La combinación de militares y multimillonarios en el equipo de Trump ─el gabinete tiene una riqueza combinada superior a los 6.000 millones de dólares─ “apuntan a que la versión multilateralismo y global de EEUU va a cambiar” y tendrá “múltiples implicaciones” tanto para el país más poderoso del planeta como para el resto del mundo, asegura Andrew Bacevich, coronel retirado del Ejército americano.
En el terreno diplomático o geopolítico, mediante el restablecimiento del concepto de Paz Armada de Reagan y cuya acepción aseguraba que un fortalecimiento económico y militar de EEUU resultaba necesario para consolidar la paz y la estabilidad internacionales y para demostrar la plena hegemonía del país como superpotencia mundial. Reagan lo consiguió en plena Guerra Fría, con tipos de interés en dobles dígitos, caos en los mercados energéticos, carrera nuclear sin cuartel con Rusia, con una economía estadounidense basada en las manufacturas y en el vigor de sus exportaciones, y en los albores de la revolución informática. Sin embargo, como admitía Henry Kissinger, en su libro Diplomacia, de 1994, “el estudio de la historia no ofrece un manual de instrucciones de los que se puede aplicar automáticamente; enseña por analogía y arroja luces sobre las consecuencias en situaciones comparables. Pero cada generación debe determinar por sí misma bajo qué circunstancias pueden ser ciertos hechos homologables”.
El Gobierno del magnate tiene una riqueza combinada superior a los 6.000 millones de dólares y cuenta con tres militares de alto rango
Nada que ver con el escenario actual. En la actualidad no hay una única amenaza. Las manufacturas y las exportaciones no son trascendentales en el PIB de EEUU, la tecnología ha creado sectores económicos variados y específicos, el comercio ha expandido redes comerciales masivas por todos los continentes y los tipos de interés y los precios del petróleo están en niveles históricamente bajos. De ahí la incertidumbre de los aliados, que no dudan del poder hegemónico de EEUU, sino de cómo va a aplicar Trump ese dominio, y de los virajes y la intensidad de los cambios de rumbo que tiene en mente acometer en el orden mundial.
Wall Street también asume este diagnóstico sombrío. Morgan Stanley, por ejemplo, cree que el proteccionismo puede volverse en su contra e impulsar las importaciones para abastecer una demanda interna con más poder adquisitivo por las rebajas de impuestos, la hipotética deportación de inmigrantes y el pleno empleo y el alza de salarios. En vez de las ventas al exterior. Porque, como explica Todd Castagno, su analista global, si las posibles subidas de aranceles y tasas transfronterizas superan el 10% o el 15%, con un dólar bastante más fuerte que en la actualidad, “perjudicará la competitividad” y dañará la actividad. Esta política, enfocada a convertir a EEUU en exportador neto, ya ha logrado que firmas automovilísticas estadounidenses como General Motors se replantee su estrategia de fabricación en México, séptimo productor y cuarto vendedor mundial de coches, industria a la que pretende aplicar un arancel de entrada al mercado norteamericano del 35%. Al igual que Chrysler, Ford y multinacionales no estadounidenses como Fiat que contribuyen a crear más de 645.000 empleos directos en su socio del sur del Nafta.
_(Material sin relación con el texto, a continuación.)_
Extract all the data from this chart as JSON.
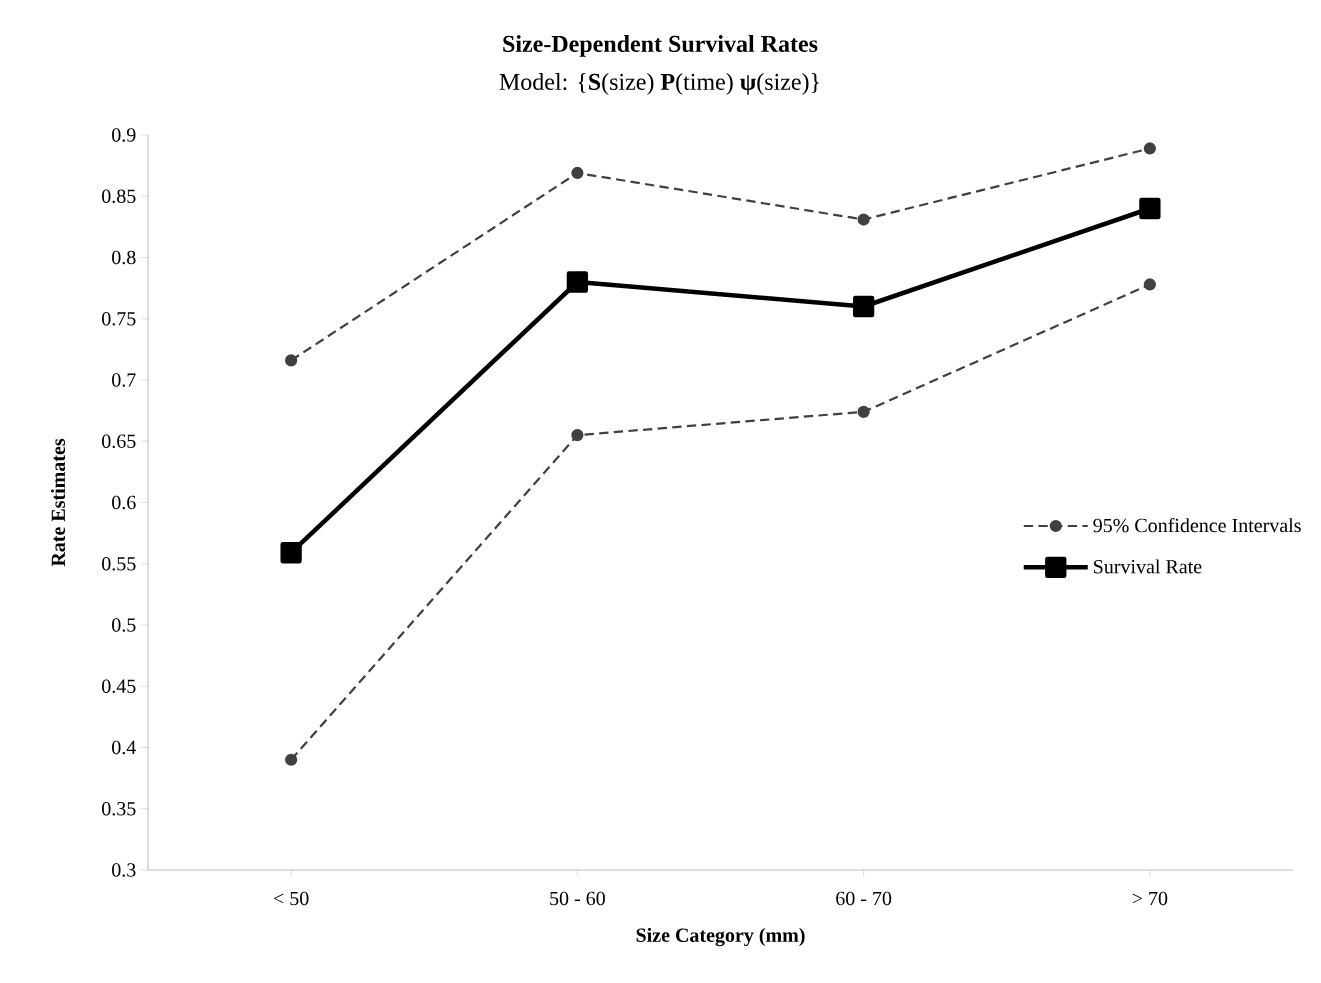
{
  "chart_data": {
    "type": "line",
    "title": "Size-Dependent Survival Rates",
    "subtitle": "Model: {**S**(size) **P**(time) **ψ**(size)}",
    "xlabel": "Size Category (mm)",
    "ylabel": "Rate Estimates",
    "categories": [
      "< 50",
      "50 - 60",
      "60 - 70",
      "> 70"
    ],
    "series": [
      {
        "name": "95% Confidence Intervals",
        "color": "#404040",
        "marker": "circle",
        "line_style": "dashed",
        "values": [
          0.716,
          0.869,
          0.831,
          0.889
        ]
      },
      {
        "color": "#404040",
        "marker": "circle",
        "line_style": "dashed",
        "values": [
          0.39,
          0.655,
          0.674,
          0.778
        ]
      },
      {
        "name": "Survival Rate",
        "color": "#000000",
        "marker": "square",
        "line_style": "solid",
        "values": [
          0.559,
          0.78,
          0.76,
          0.84
        ]
      }
    ],
    "ylim": [
      0.3,
      0.9
    ],
    "yticks": [
      0.3,
      0.35,
      0.4,
      0.45,
      0.5,
      0.55,
      0.6,
      0.65,
      0.7,
      0.75,
      0.8,
      0.85,
      0.9
    ],
    "legend": "right"
  }
}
La rebaja fiscal sobre la Renta y Sociedades y la supresión de impuestos estatales recortará los ingresos federales entre 4,4 y 5,9 billones de dólares
Tampoco la presidenta de la Reserva Federal, Janet Yellen, parece ver la cuadratura del círculo de Trump para alcanzar un crecimiento medio durante su mandato del 4% del PIB. Con un plan de estímulo de más de 550.000 millones de dólares, los salarios creciendo un 2,9% un mercado laboral en ebullición, una productividad estancada y una rebaja fiscal sobre la Renta ─en especial, a grandes patrimonios─ y Sociedades, junto a la supresión de los impuestos estatales ─y que conducirá a una reducción de la recaudación federal entre 4,4 y 5,9 billones de dólares, según Tax Foundation─, la guardiana de la estabilidad monetaria (Yellen) vigilará cualquier conato de tensión en los precios y en el flujo crediticio. “Un escenario que está próximo a cumplirse”, explica Charles Himmelberg, de Goldman Sachs, quien vaticina un alza del precio del dinero antes de lo que esperaría Trump para garantizar el éxito de sus planes económicos. Y que podría trasladarse al mercado de divisas, donde Kit Juckers, de Societe Generale, cree que la carrera alcista del dólar dejará en estado de suma debilidad a tres monedas: el peso mexicano, la libra y la lira turca.
El consenso del mercado sitúa el alza del PIB para este año en torno al 2,2%. En línea con las previsiones del FMI. Aunque desde Nomura, el banco de inversión japonés, alerta de un peligroso efecto dominó: repunte de precios, alza de tipos, agudización del descenso de beneficios empresariales y retirada de inversiones en las bolsas estadounidenses. Sin descartar arrebatos de Trump como el que afectó hace unas semanas a la cotización de Boeing cuando pidió desde su cuenta de Twitter la cancelación de pedidos a la firma aeronáutica al llegarle noticias de que el coste del Air Force One estadounidense estaba “fuera de control” con la familia Obama.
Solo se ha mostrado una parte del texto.